Are you sure about these numbers?

"So lets say you decide you want to grow cheeto and keep it tumbling. You would probably need something in the 20x range. So 30gx20ph=600gph."

Everything I have read is 10X the volume of the refugium for chaeto.
So for a 30 gallon that would be 300 gph.I have a 10 gallon and run that at 120 gph.I just has to remove half of my chaeto as the seams were ready to burst.JMO...but I think that it's kind of a waste to send water through a fug with chaeto if the macroalgae isn't going to have time to use the nutrients from the water.
Also,FWIW I don't think that a return pump and fug should be used for tank flow.As a matter of fact I wouldn't even count that as tank flow.I would use PHs and or a closed loop system for that.
 
Cheato does thrive in high flow, but IME it's also quite adaptive.

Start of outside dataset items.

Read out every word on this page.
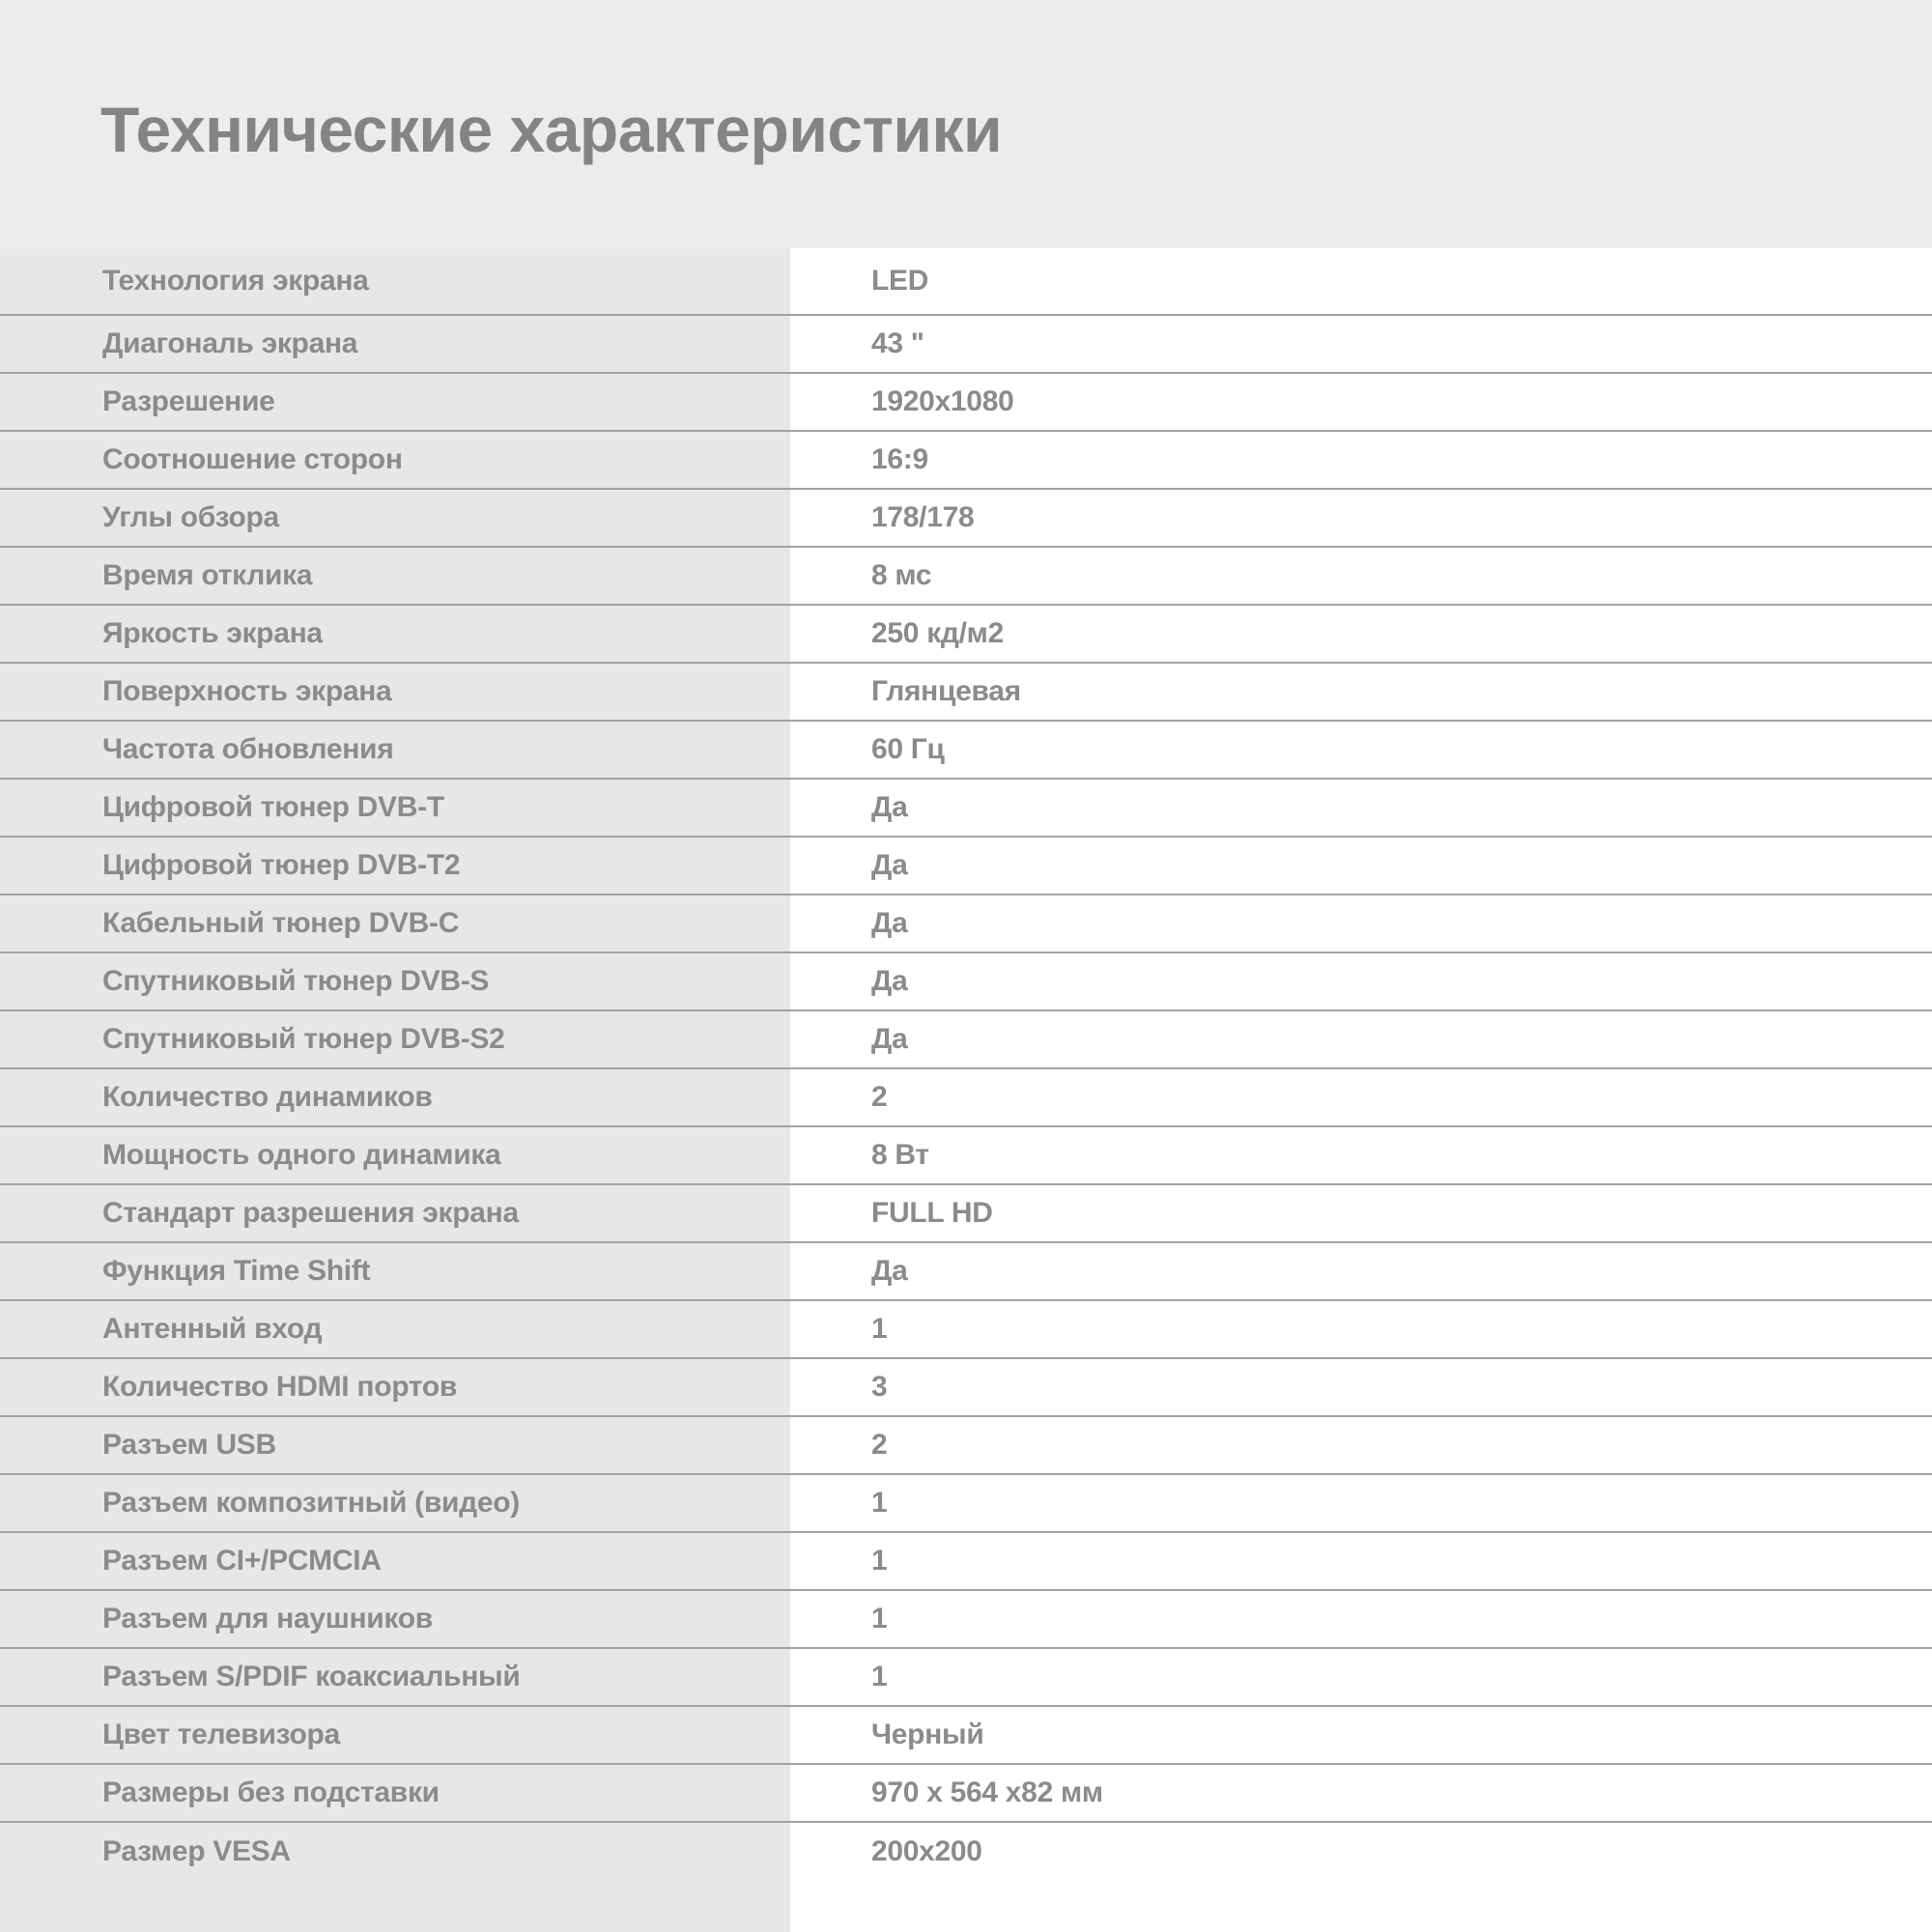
Технические характеристики
Технология экрана	LED
Диагональ экрана	43 "
Разрешение	1920x1080
Соотношение сторон	16:9
Углы обзора	178/178
Время отклика	8 мс
Яркость экрана	250 кд/м2
Поверхность экрана	Глянцевая
Частота обновления	60 Гц
Цифровой тюнер DVB-T	Да
Цифровой тюнер DVB-T2	Да
Кабельный тюнер DVB-C	Да
Спутниковый тюнер DVB-S	Да
Спутниковый тюнер DVB-S2	Да
Количество динамиков	2
Мощность одного динамика	8 Вт
Стандарт разрешения экрана	FULL HD
Функция Time Shift	Да
Антенный вход	1
Количество HDMI портов	3
Разъем USB	2
Разъем композитный (видео)	1
Разъем CI+/PCMCIA	1
Разъем для наушников	1
Разъем S/PDIF коаксиальный	1
Цвет телевизора	Черный
Размеры без подставки	970 x 564 x82 мм
Размер VESA	200x200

I think part of the notion that Cheato needs very high flow comes from A.Calfo's talks and or writings. He talks about the ideal being to have a ball of cheato being tossed around like a tumble weed. Nothing wrong with that approach, but cheato can grow well in slower flow.

Personally my ref is a 20L and it probably gets 5-10X turnover at best. I have to pull out about a basketball sized pile of cheato every month or two. Maybe not ideal, but it works.
 
Cheato does thrive in high flow, but IME it's also quite adaptive.

I think part of the notion that Cheato needs very high flow comes from A.Calfo's talks and or writings. He talks about the ideal being to have a ball of cheato being tossed around like a tumble weed. Nothing wrong with that approach, but cheato can grow well in slower flow.

Personally my ref is a 20L and it probably gets 5-10X turnover at best. I have to pull out about a basketball sized pile of cheato every month or two. Maybe not ideal, but it works.

That's interesting about Calfo's take on refugium flow,John.
That's why I asked because I was curious.Obviously there's two schools of thought about this.

I hope to move into a 20L eventually,but that's my cycled QT right now.

I do the same as you.Every once in a while I'll reach in there and physically roll the chaeto ball so the bottom will get light as well.